The macro situation is not very encouraging. We are seeing a slowdown of growth both in India and major economies of the world such as the US, the EU, China and Japan. In India, the growth slowdown has not yet resulted in lower inflation and our twin deficits remain elevated. The market is not rejoicing a change in macro conditions, but the fact that respective authorities, be it the EU, China or India, seem to be working to address the issues at hand. Market probably sees the recent policy announcements which I mentioned earlier, as more constructive rather than the ‘kick the can down the road’ type steps it has seen for the past 12-18 months. However, while these steps are welcome, one cannot ignore the fact that much more needs to be done to resolve these issues.

The CPI numbers released earlier this week saw some moderation. What’s your view on inflation in coming months?
The WPI inflation has shown some moderation, but the CPI inflation has not yet reflected a similar decline. However, both these numbers are not fully representing the real inflation picture due to the element of suppressed inflation (due to controlled energy prices). Inflation in the next six months to a year may come down cyclically due to the slowdown in growth. However, the root cause of inflation in India is our high fiscal deficit and the resultant crowding out of investments in private sector. Unless we take effective steps to tackle the fiscal deficits by improving the quality and nature of our government spending, inflation is likely to remain high.

What do you make out of market valuations currently in light of consistent downgrade in Sensex earnings estimates?
The market valuations are below historical averages on price to earnings and price to book basis. This is definitely a comforting factor. However, our earnings per share (EPS) growth rates and return on equities (RoE) have also declined compared to the historical averages. Thus, unless we see an increase in EPS growth rates and sustainable improvement in RoEs, we may not see material re-rating of the markets.

Your fund performance of Tata Pure Equity has consistently outperformed its benchmark. What do you ascribe this to?
Tata Pure Equity Fund is focussed on large cap stocks. We continue to focus on high quality set of businesses or companies that have compounding characteristics, good governance, better management quality, innate strengths in their business areas and superior capital efficiency. At the same time, we do make tactical opportunity calls on businesses having a basic standard of quality, but make a good purchase at a certain valuation. In the past one year, the fund’s overweight positions in auto/auto ancillaries, healthcare, and cement and underweight in metals have helped it outperform.

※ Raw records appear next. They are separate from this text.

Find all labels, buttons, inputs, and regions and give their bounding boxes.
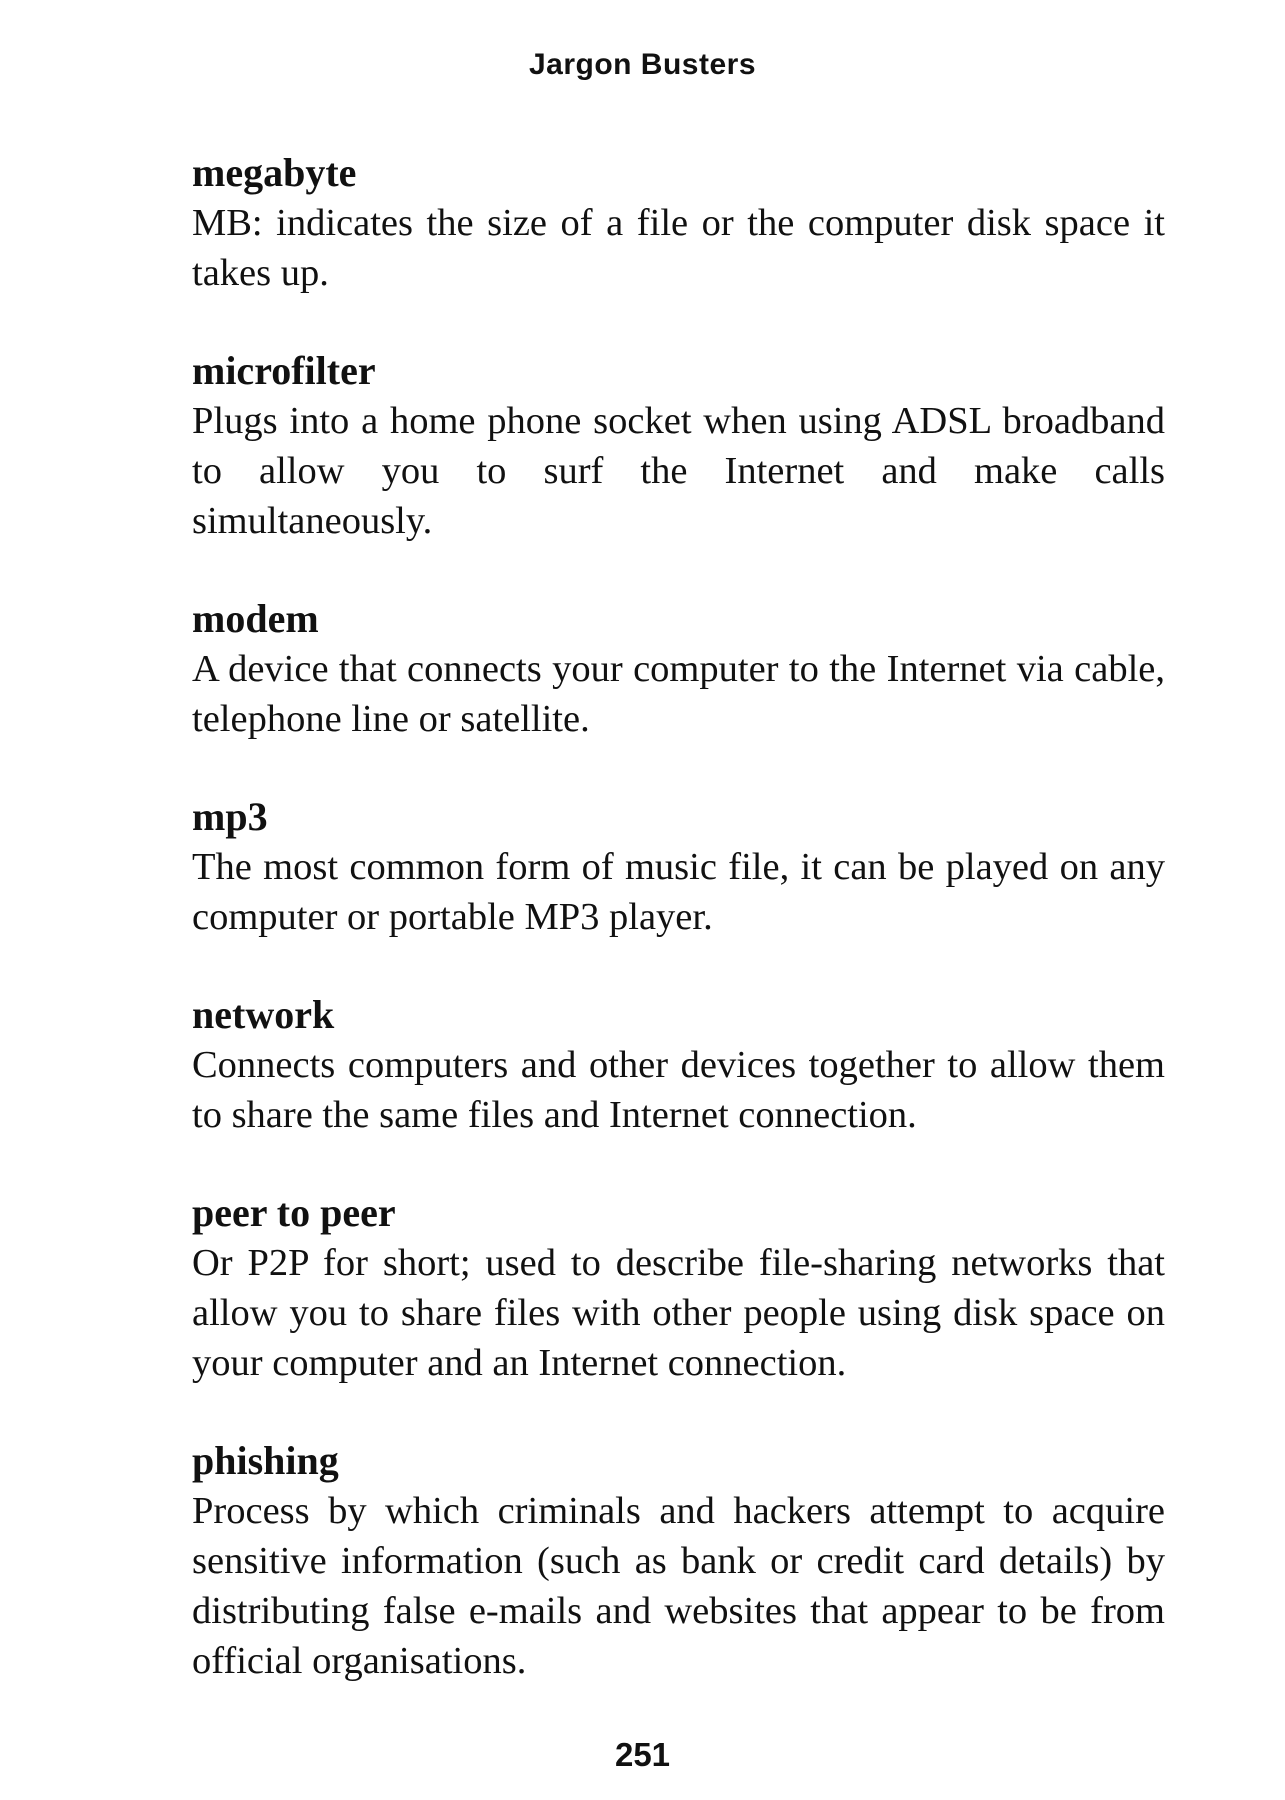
- glossary-entry-mp3: [192, 792, 1165, 942]
- glossary-term: peer to peer: [192, 1190, 396, 1235]
- glossary-definition: Process by which criminals and hackers attempt to acquire sensitive information (such as bank or credit card details) by distributing false e-mails and websites that appear to be from official organisations.: [192, 1490, 1165, 1682]
- glossary-definition: MB: indicates the size of a file or the computer disk space it takes up.: [192, 202, 1165, 294]
- glossary-definition: A device that connects your computer to the Internet via cable, telephone line or satellite.: [192, 648, 1165, 740]
- glossary-entry-network: [192, 990, 1165, 1140]
- glossary-entry-peer-to-peer: [192, 1188, 1165, 1388]
- glossary-entry-phishing: [192, 1436, 1165, 1686]
- glossary-entry-microfilter: [192, 346, 1165, 546]
- page-number: 251: [614, 1736, 671, 1773]
- running-header: Jargon Busters: [528, 48, 757, 81]
- glossary-entry-megabyte: [192, 148, 1165, 298]
- glossary-definition: Plugs into a home phone socket when using ADSL broadband to allow you to surf the Internet and make calls simultaneously.: [192, 400, 1165, 542]
- glossary-term: phishing: [192, 1438, 339, 1483]
- glossary-definition: Connects computers and other devices together to allow them to share the same files and Internet connection.: [192, 1044, 1165, 1136]
- glossary-term: network: [192, 992, 335, 1037]
- glossary-term: modem: [192, 596, 319, 641]
- glossary-entry-modem: [192, 594, 1165, 744]
- glossary-term: microfilter: [192, 348, 376, 393]
- glossary-term: megabyte: [192, 150, 357, 195]
- glossary-list: [192, 148, 1165, 1734]
- glossary-definition: Or P2P for short; used to describe file-sharing networks that allow you to share files with other people using disk space on your computer and an Internet connection.: [192, 1242, 1165, 1384]
- glossary-term: mp3: [192, 794, 268, 839]
- glossary-definition: The most common form of music file, it can be played on any computer or portable MP3 player.: [192, 846, 1165, 938]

On which sectors are you overweight currently?
The fund is currently overweight on pharma, cement and auto/auto ancillary sectors. Even within these sectors, we have taken a more stock-specific approach. These sectors offer steady earnings growth, healthy cash generations and reasonable valuations.

You seem to be underweight on construction, engineering and services. What would be the triggers for you to change your stance?
Me being underweight on these sectors is because we do not see economic growth improving in a hurry despite the efforts by governments and central banks. Concrete steps to address power sector issues and strong push for infrastructure spending would be crucial.

What are the key events which may lead markets to move either way from here on?
The key triggers remain the policy actions of governments and central banks around the world. There are expectations of monetary easing from the ECB/ Fed as also Chinese central bank which are partly built in the current prices. Also, there are key events taking place in the next few months such as the German Constitution Court’s decision on the European Stability Mechanism (ESM), elections in the Netherlands and the US and several state elections in India etc. These would have a bearing on equity markets.

How should retail investors approach the markets from the medium term perspective?

There are significant political schedules in the next few months, which may lead to higher volatility near term. However, the retail investor should keep in mind that India’s current economic problems are cyclical and not structural and thus likely to be resolved in the medium term. Today’s market valuations are not demanding and thus one can assume that at least parts of the problems are in the price. Equity investing is a game of patience and we feel risk reward is favourable for equities for investors with a medium term view. The risks are well known, but valuations and the secular growth potential of Indian economy are on the investor’s side. Thus, I feel investors should use this volatility to systematically invest in Indian markets.